Carissimi Parrocchiani,
dopo aver ascoltato il racconto del libro di Giosué circa l’insediamento degli Israeliti nella Terra Promessa, ascoltiamo ora il racconto del libro dei Giudici.
Questo libro, come già accennavo, offre un quadro molto diverso della situazione di Israele in terra di Canaan. Dopo la morte di Giosuè la conquista dei territori assegnati alle diverse tribù appare realizzata solo in parte. In effetti, di questa situazione ancora fluida, c’è qualche velata allusione anche nello stesso libro di Giosué. Ad esempio in Gs 17,12-18 si dice che i figli di Giuseppe sono costretti a disboscare le montagne per abitarvi. Il significato di questa precisazione è evidente: fa capire che gli Israeliti non possono stabilirsi in pianura perché le popolazioni del luogo si oppongono e, di conseguenza, devono riparare sulle montagne. Nella stessa linea Gs 19,40-48.
Dunque, la situazione reale è questa: le popolazioni indigene permangono e in genere abitano nella pianura; gli israeliti si insediano, ma sono confinati sulle montagne. Sono gruppi isolati, distanti tra loro, che spesso devono subire le angherie delle popolazioni del luogo meglio organizzate sotto tutti gli aspetti.
Gli Israeliti, infatti, si presentano in questo momento come un popolo disorganizzato e indifeso; non solo perché non posseggono un vero apparato militare, ma anche perché non hanno un ordinamento al proprio interno e neppure un capo di governo: “Sono in preda – scrive Rossi de Gasperis – a una continua anarchia” (p. 114) a cui si pone rimedio di tanto in tanto perché Dio suscita tra il popolo un capo carismatico, un ‘giudice’, che lo libera dall’oppressione dei nemici.
Il ritornello con cui nel libro viene presentato il giudice suscitato da Dio e per questo abilitato ad assumere la responsabilità di liberatore del popolo è “Lo Spirito di YHWH fu su di lui”. Ma a questo ritornello ne fa eco, nel libro, un altro assai meno lusinghiero: Ma quando il giudice moriva, tornavano a corrompersi più dei loro padri, seguendo altri dei per servirli e prostrarsi davanti a loro, non desistendo dalle loro pratiche e dalla loro condotta ostinata (Gdc 2,19).

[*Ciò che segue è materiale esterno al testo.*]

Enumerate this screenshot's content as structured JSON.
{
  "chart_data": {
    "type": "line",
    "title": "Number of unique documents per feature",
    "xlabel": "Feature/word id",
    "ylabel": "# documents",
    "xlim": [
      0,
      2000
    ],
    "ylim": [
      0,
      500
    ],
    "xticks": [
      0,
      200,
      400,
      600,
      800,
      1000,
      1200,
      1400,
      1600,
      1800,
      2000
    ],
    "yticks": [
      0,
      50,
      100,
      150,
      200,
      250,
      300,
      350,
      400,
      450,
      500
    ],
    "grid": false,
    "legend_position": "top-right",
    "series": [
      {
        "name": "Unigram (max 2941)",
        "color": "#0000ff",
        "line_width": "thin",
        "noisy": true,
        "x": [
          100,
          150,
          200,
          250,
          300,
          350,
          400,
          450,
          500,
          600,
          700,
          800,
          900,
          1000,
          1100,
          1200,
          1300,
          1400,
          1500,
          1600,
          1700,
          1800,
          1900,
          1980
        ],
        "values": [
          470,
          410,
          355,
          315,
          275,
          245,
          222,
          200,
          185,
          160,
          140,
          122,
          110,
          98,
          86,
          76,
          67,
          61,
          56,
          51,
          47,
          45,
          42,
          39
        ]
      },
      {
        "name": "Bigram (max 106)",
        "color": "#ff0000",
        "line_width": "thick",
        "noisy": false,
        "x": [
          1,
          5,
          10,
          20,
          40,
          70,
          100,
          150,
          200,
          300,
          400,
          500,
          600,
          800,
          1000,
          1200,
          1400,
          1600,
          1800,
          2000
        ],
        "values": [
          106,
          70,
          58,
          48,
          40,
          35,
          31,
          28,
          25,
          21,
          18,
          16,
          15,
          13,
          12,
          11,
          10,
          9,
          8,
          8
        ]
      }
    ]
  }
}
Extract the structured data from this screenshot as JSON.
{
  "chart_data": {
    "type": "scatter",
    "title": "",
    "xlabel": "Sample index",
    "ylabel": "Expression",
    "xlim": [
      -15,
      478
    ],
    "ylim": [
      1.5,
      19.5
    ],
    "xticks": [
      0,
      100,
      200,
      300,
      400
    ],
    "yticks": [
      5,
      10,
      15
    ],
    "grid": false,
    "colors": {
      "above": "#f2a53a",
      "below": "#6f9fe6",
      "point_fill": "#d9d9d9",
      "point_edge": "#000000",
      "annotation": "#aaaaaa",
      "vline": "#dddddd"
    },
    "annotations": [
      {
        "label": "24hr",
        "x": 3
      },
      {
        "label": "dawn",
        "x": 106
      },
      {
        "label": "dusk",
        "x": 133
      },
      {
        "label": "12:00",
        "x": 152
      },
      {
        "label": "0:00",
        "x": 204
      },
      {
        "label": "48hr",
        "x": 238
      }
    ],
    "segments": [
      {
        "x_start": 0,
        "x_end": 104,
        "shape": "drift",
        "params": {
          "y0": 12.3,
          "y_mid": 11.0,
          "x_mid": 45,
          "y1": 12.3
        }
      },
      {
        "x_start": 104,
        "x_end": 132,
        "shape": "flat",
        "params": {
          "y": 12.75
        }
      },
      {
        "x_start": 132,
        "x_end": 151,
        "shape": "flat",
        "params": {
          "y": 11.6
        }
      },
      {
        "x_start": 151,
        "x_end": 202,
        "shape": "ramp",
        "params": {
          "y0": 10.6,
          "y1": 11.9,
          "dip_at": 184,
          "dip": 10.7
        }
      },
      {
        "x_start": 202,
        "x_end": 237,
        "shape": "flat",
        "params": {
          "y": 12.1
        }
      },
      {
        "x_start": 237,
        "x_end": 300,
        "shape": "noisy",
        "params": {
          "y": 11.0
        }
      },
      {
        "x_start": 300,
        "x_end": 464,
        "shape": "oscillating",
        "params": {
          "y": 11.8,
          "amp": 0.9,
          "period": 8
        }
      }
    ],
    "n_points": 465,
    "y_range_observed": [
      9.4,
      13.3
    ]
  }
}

Questa nota mette in luce una vistosa differenza rispetto al libro di Giosué: là si esaltava la ferma volontà degli Israeliti di prendere le distanze dalle tradizioni degli abitanti del luogo rifiutando ogni forma di compromesso; qui invece si dice più volte che gli Israeliti non solo accettano di convivere con le popolazioni indigene, ma anche che spesso si lasciano contaminare dalla loro idolatria.
Come va spiegata questa differenza? Le risposta che danno gli esegeti al riguardo sono diverse. Ma rimandiamo alla prossima settimana.